Lloyd had zero boating experience on the day a broker walked him around the show to see various catamarans. He didn’t like some of the finishes; prominent use of fiberglass inside especially bugged him.
Then he went on a build from Horizon Power Catamarans and really liked it. “My broker said a 52-foot Horizon had just come up for sale,” he recalls. “It was about $1.85 million. I said, ‘If you take a little off, I’ll shake your hand.’ I was living on the boat 30 days after the inspections.”
Four years later, he says, becoming a liveaboard power-cat owner has changed his life. He hired a captain and first mate who run the boat so he can be chief entertainer, sometimes inviting dozens of friends for local sunset cruises or to explore Bahamian islands by day while staying shoreside at night.

“Two of the bedrooms, they can handle queen-size beds,” he says of My Best Life. “The kitchen has the two Sub-Zero freezers and the refrigerator. The TV is a tuck-away. It’s like living in a 1,100-square-foot apartment, but you can go wherever you want.”
The more friends he invites on board, he says, the more people realize everything that cruising has to offer: “I have high-level friends who have never been on the water, and they’re like, ‘Wow, this is what it’s like?’ When you don’t have a boat, you’re not used to the lifestyle.”
He’s also become comfortable at the helm aboard smaller boats himself. In April 2024, he ordered a 32-foot Calcutta catamaran because the bigger cat couldn’t get into all the island nooks and crannies where he wanted to play. “I can take the Calcutta and run around to all the different bars and restaurants down there,” he says.
And he has fully embraced the idea that when it comes to some things about cruising, he actually knows more than a few lifelong boaters do. “The beautiful thing about the 52 is the width, the width, the width,” he says. “People walk on my boat who are boaters, and they can’t believe how wide it is.”
His Best Life
Steve Lloyd had zero boating experience when he got stuck in Florida during the pandemic. He looked for a house on the water, but they were all too big.
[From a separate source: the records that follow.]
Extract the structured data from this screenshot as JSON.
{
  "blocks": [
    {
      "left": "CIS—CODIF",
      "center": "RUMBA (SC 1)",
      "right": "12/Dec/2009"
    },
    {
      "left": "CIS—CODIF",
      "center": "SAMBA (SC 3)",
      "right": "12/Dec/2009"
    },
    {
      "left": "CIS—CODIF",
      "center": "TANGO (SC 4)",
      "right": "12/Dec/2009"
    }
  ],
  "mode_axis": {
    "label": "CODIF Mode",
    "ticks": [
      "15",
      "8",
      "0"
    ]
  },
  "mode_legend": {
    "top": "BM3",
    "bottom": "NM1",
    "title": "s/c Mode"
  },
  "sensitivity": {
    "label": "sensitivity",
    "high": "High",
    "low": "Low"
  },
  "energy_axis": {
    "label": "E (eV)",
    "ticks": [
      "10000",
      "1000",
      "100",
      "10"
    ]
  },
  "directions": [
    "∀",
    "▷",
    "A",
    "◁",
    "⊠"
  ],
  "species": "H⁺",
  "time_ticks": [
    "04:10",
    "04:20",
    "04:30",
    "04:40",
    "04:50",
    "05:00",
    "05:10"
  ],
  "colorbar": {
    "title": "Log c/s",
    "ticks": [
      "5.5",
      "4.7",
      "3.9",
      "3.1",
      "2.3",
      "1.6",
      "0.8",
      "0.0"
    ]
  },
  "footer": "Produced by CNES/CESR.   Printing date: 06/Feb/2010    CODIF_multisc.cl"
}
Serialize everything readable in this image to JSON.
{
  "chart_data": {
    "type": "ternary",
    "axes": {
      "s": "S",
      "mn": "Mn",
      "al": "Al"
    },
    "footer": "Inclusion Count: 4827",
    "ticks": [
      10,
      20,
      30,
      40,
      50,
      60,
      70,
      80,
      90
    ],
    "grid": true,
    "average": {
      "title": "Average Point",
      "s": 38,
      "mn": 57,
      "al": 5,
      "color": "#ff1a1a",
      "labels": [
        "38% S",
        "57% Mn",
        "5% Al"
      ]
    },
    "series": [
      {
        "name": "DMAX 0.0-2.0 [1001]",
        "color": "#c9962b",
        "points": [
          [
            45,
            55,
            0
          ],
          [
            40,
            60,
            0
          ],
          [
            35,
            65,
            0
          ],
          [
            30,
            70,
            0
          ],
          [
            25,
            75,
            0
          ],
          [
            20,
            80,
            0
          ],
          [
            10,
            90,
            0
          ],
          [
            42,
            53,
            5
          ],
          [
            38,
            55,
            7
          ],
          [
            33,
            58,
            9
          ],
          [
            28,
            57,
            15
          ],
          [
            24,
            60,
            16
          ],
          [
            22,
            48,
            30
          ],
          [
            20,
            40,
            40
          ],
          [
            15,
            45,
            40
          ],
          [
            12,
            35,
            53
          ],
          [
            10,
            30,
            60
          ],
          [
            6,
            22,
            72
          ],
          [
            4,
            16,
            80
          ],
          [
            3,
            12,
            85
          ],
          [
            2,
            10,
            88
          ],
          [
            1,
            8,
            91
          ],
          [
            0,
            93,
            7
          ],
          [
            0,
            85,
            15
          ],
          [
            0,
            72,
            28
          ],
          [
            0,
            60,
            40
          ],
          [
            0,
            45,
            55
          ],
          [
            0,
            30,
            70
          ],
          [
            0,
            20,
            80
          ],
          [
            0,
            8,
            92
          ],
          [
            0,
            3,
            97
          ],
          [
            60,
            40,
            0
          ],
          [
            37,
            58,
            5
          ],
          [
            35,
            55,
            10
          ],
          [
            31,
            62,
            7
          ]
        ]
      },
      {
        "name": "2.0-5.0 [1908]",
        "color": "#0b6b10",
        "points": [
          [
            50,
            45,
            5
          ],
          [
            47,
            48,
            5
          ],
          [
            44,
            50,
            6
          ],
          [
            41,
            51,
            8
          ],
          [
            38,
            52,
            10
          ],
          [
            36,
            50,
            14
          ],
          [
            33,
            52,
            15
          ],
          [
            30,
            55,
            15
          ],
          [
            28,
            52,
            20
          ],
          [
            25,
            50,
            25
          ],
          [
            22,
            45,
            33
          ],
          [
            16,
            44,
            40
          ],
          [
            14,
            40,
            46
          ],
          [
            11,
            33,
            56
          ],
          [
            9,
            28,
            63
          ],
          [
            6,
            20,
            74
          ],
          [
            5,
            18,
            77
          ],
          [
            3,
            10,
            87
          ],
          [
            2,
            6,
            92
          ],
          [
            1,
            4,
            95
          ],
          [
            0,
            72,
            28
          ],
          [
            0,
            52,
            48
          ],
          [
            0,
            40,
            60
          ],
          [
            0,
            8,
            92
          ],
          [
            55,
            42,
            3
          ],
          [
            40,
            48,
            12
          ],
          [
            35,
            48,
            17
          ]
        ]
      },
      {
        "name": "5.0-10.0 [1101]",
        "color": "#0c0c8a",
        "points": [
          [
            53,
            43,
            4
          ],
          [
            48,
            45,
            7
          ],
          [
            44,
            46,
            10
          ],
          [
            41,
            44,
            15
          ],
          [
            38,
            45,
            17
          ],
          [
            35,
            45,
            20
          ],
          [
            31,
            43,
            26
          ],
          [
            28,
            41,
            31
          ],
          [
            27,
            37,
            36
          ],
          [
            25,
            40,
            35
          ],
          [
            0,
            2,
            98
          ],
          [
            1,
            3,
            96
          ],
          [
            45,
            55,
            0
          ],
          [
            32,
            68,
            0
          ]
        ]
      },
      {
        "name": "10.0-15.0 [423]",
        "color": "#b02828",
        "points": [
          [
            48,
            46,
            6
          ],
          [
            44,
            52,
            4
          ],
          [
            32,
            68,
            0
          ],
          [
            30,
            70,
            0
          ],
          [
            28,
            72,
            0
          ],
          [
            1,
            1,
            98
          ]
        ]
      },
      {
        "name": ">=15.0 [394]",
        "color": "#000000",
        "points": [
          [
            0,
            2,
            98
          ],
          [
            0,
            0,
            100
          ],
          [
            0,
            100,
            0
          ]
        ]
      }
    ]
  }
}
Instead, he bought a Horizon PC52 and became a live-aboard with a captain and a steady stream of friends for parties.
Horizon Power Catamarans
The PC52 is the smallest model from this builder, with the biggest being 74 feet long. On the PC52, there are three staterooms, with open or sky-lounge versions offered.
Quiet Cruising Package
Horizon’s cats are equipped with a phosphate battery package and Termodinamica variable-speed air conditioning to minimize generator use.